Diabetes is a metabolic condition characterized by inadequate use or production of insulin. Although it's incurable, it is treatable through exercise, foot care, medication, blood-glucose monitoring and blood-pressure, weight and cholesterol control. Accordingly, it's best to avoid oils, which can increase triglyceride and cholesterol levels. Coconut oil is an exception, potentially benefiting those with diabetes.
Cellular Absorption of Energy
Insulin is an enzyme you need to absorb energy from carbohydrates. When you eat carbohydrates, your body converts them to glucose.
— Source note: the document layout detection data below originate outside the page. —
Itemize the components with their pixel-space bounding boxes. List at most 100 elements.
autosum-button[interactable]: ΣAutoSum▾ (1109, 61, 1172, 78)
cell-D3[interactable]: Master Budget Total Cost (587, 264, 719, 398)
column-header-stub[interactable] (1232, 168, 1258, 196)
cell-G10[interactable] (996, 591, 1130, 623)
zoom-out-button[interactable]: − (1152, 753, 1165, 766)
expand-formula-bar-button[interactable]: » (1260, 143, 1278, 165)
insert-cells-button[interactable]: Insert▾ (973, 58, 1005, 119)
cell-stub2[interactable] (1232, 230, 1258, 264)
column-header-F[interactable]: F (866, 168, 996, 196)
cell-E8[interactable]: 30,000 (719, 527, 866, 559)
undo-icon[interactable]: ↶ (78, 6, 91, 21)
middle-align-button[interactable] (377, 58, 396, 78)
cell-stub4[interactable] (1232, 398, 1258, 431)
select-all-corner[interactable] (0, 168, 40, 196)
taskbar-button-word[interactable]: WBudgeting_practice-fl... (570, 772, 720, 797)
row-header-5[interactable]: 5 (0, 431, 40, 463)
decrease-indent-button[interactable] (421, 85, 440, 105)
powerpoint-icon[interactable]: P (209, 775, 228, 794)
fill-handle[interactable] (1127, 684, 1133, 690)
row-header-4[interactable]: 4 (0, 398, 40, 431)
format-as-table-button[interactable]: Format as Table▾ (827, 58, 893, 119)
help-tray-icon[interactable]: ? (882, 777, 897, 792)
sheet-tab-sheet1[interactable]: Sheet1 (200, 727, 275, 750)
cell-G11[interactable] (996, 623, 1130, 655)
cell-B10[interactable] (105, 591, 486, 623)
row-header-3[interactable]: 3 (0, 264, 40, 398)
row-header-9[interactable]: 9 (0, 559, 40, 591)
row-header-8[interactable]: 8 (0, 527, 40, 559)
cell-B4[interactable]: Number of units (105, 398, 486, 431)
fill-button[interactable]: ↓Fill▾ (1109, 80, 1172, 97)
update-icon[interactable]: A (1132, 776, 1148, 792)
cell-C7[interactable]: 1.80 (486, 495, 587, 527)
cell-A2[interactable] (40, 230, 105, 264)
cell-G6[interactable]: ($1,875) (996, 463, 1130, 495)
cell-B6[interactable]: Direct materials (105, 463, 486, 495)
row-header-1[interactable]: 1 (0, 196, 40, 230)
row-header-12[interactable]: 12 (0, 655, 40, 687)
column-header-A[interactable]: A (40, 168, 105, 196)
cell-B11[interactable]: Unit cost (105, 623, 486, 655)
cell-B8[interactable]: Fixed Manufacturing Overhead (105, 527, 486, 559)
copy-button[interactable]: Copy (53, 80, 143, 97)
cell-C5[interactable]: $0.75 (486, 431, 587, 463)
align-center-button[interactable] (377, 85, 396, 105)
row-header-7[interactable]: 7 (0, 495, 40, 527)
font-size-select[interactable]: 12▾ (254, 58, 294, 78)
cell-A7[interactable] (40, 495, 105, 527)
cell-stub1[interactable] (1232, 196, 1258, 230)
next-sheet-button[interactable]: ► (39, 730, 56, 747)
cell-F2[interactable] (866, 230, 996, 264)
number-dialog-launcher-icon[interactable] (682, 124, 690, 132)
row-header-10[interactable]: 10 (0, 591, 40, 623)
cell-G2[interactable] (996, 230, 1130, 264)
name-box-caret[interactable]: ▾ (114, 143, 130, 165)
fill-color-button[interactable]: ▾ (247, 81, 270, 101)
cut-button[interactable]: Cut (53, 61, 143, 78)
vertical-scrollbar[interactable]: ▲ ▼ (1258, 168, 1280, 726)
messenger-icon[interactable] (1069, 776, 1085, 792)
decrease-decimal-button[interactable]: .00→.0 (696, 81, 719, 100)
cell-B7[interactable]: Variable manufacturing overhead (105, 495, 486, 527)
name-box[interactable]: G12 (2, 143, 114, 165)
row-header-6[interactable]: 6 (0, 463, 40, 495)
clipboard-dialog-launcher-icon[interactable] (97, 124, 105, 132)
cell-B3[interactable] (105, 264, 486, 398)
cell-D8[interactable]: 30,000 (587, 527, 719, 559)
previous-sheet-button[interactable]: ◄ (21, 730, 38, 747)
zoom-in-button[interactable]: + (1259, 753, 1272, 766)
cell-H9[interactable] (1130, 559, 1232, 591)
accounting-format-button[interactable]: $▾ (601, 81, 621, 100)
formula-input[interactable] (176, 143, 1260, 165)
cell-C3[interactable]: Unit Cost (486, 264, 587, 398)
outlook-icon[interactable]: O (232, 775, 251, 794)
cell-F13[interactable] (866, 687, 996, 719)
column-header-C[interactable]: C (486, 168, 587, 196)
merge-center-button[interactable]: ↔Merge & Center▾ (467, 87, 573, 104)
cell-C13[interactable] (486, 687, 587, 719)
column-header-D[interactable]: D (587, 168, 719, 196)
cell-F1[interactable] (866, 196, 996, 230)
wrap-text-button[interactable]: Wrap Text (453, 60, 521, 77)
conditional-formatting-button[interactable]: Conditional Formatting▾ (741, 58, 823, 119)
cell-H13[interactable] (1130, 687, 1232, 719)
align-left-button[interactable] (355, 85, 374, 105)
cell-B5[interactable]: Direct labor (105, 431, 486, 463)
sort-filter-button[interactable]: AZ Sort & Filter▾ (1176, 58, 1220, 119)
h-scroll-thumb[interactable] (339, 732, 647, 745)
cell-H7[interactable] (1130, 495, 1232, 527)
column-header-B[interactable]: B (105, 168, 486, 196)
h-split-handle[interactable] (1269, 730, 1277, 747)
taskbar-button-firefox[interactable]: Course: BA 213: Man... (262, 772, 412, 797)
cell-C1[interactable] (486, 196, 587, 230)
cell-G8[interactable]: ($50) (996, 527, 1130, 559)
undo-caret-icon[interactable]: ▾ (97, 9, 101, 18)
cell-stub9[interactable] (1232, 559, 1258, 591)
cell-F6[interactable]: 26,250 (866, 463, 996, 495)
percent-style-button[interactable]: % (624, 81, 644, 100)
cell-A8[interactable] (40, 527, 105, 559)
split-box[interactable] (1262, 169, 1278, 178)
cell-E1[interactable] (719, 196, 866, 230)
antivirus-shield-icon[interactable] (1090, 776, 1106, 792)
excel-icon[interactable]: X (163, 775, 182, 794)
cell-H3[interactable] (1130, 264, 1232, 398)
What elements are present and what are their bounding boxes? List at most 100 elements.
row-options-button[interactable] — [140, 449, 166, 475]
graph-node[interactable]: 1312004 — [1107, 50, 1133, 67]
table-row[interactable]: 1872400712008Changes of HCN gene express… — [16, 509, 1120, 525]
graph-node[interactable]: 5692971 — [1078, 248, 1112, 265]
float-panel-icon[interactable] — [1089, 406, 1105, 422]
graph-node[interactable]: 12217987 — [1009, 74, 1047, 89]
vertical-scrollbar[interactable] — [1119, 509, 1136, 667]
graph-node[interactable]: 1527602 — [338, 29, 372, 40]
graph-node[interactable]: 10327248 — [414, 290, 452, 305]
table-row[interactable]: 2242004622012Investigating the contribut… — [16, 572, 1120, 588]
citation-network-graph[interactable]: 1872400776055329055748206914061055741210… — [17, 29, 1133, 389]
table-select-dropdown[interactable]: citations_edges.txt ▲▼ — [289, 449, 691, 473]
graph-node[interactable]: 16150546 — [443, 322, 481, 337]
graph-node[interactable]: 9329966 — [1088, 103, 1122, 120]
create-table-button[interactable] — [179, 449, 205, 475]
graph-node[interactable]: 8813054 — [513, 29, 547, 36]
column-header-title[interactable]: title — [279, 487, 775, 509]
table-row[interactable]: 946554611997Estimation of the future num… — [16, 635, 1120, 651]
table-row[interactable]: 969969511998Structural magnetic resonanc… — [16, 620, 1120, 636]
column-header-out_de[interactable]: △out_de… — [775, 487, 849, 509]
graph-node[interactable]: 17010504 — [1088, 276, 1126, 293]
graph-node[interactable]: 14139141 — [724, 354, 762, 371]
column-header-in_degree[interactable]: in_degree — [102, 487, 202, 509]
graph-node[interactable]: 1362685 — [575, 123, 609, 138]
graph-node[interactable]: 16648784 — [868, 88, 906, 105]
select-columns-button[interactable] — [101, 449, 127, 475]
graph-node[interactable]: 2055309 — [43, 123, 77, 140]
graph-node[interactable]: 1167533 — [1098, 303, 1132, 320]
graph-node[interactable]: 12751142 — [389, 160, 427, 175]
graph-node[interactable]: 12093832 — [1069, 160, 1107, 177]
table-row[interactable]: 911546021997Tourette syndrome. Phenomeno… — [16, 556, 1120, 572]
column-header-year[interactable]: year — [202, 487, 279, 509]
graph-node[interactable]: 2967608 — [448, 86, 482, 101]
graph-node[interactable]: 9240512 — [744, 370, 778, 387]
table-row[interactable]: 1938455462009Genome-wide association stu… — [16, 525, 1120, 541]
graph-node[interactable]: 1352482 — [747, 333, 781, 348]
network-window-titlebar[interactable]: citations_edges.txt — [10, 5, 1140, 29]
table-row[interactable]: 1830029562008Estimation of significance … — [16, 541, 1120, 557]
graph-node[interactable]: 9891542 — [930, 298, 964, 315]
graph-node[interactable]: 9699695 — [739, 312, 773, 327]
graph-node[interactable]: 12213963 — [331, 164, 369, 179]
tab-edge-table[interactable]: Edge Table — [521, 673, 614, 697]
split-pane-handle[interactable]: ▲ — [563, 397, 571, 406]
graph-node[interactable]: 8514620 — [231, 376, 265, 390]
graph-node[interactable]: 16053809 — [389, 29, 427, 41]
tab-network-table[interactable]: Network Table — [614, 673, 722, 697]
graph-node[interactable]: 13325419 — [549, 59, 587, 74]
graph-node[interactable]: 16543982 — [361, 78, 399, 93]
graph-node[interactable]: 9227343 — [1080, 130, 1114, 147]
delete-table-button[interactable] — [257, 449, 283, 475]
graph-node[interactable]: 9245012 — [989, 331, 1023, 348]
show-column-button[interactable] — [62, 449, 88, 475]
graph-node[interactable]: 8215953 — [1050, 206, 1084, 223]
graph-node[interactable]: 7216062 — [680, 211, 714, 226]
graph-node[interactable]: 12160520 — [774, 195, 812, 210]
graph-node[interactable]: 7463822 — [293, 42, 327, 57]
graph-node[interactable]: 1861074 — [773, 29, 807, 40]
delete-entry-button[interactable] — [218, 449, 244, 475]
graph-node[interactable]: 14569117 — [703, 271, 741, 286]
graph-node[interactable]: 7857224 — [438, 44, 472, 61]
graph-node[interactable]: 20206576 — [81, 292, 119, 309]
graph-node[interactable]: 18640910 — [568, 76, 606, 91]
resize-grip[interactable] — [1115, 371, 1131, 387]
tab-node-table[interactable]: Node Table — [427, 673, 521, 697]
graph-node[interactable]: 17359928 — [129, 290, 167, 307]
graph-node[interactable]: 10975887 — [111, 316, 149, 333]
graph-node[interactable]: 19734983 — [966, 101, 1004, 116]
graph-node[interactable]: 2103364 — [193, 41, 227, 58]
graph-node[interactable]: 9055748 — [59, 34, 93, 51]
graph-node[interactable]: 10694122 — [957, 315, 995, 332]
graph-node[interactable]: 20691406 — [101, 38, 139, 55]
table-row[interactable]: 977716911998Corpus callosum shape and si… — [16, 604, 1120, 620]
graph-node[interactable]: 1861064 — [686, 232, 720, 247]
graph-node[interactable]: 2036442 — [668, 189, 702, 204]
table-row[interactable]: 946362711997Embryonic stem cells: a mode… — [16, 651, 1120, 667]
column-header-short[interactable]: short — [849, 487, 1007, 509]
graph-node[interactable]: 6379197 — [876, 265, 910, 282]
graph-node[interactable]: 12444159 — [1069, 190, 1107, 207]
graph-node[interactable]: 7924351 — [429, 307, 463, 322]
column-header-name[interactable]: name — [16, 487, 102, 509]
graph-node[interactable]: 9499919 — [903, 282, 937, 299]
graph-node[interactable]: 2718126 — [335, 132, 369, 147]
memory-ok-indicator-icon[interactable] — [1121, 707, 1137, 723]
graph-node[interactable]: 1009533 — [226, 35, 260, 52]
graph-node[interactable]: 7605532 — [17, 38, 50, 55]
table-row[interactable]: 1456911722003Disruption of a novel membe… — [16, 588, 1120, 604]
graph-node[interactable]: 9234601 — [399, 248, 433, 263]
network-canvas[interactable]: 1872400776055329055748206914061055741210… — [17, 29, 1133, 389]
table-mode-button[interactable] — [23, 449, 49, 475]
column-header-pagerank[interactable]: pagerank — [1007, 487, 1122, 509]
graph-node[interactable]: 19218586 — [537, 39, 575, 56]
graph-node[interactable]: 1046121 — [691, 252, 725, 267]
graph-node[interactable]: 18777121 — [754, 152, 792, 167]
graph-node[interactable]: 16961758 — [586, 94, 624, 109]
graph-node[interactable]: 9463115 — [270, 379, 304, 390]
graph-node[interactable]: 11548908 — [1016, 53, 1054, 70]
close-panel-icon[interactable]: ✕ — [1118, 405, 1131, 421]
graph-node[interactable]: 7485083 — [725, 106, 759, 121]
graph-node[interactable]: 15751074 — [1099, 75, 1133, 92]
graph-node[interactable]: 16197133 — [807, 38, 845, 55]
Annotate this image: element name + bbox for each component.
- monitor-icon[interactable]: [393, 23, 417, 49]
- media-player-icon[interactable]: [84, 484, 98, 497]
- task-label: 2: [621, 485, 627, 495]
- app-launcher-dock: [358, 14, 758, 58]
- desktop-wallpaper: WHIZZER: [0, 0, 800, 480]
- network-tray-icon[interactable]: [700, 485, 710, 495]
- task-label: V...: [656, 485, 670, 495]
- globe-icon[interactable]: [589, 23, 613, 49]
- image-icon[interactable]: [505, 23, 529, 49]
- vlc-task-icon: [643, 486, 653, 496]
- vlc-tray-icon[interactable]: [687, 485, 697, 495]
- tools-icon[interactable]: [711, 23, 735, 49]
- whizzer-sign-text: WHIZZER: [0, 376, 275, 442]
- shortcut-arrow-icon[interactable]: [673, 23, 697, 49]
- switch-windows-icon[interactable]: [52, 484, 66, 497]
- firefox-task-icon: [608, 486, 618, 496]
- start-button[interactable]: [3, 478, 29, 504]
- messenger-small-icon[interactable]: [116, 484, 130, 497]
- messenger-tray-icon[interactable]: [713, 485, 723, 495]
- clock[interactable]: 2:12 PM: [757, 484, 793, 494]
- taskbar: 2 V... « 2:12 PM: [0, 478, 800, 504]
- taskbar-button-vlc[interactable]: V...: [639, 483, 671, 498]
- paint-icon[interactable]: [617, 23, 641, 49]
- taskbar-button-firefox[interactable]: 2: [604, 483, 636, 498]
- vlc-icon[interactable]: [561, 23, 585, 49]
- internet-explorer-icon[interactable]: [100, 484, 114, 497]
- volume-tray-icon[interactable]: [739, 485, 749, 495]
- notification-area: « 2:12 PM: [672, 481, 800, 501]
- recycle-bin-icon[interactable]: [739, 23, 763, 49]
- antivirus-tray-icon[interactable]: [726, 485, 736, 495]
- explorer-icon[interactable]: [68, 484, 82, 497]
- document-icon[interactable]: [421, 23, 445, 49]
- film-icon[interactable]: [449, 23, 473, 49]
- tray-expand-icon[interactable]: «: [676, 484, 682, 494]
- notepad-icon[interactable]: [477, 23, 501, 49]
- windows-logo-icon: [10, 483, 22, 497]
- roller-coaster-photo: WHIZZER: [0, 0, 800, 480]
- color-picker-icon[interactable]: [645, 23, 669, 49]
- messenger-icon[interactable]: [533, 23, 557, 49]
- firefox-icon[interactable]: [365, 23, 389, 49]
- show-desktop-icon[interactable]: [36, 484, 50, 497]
Once glucose enters the bloodstream, your pancreas releases insulin, which signals cells to absorb the glucose. The cells release another enzyme, carnitine tranferase, which allows the glucose to enter the mitochondria, which are the cell engines. The glucose fuels the mitochondria, thereby fueling the cells. Some metabolic conditions cause insulin resistance, whereby cells do not respond to insulin normally, so their glucose absorption is inadequate or nonexistent.
Medium-Chain Fatty Acids
Coconut oil contains medium-chain fatty acids, instead of long-chain fatty acids found in most other saturated fats. Medium-chain fatty acids are small enough to permeate both cell and mitochondrial membranes, Bruce Fife writes in "The Coconut Oil Miracle." Therefore, it requires no insulin release, which is usually necessary for cell absorption. Neither does it require carnitine transferase, which is usually essential for entry into the mitochondria. In other words, coconut oil is a source of fast-absorbing fuel that is very low on the glycemic index, which is optimal for those with diabetes.
Not all kinds of coconut oil are equally beneficial. Unrefined virgin coconut oil is the most beneficial for those with diabetes. Its distinguishing characteristics include a milky color and a fragrance reminiscent of coconut, Siegfried Gursche writes in "Coconut Oil: Discover the Key to Vibrant Health." At room temperature, unrefined virgin coconut oil is mostly solid. Low-quality, nonvirgin coconut oil is a refined, bleached, deodorized and thick liquid.
Coconut oil has particularly high levels of lauric acid, a medium-chain fatty acid that the body converts to monolaurin, according to Gursche. This substance can help to lower LDL cholesterol, which is directly beneficial to those with diabetes. It also acts as an anti-oxidant and exhibits antiviral, as well as antibacterial activity.
There is a great deal of evidence that coconut oil is a good choice, not only for diabetics, but also for those who don't have the disease. Substituting unhealthy oils in your diet with coconut oil can help to prevent diabetes, as well as maintain it by lowering cholesterol and controlling blood sugar. But always discuss alterations to your diet with your doctor, particularly if you have diabetes.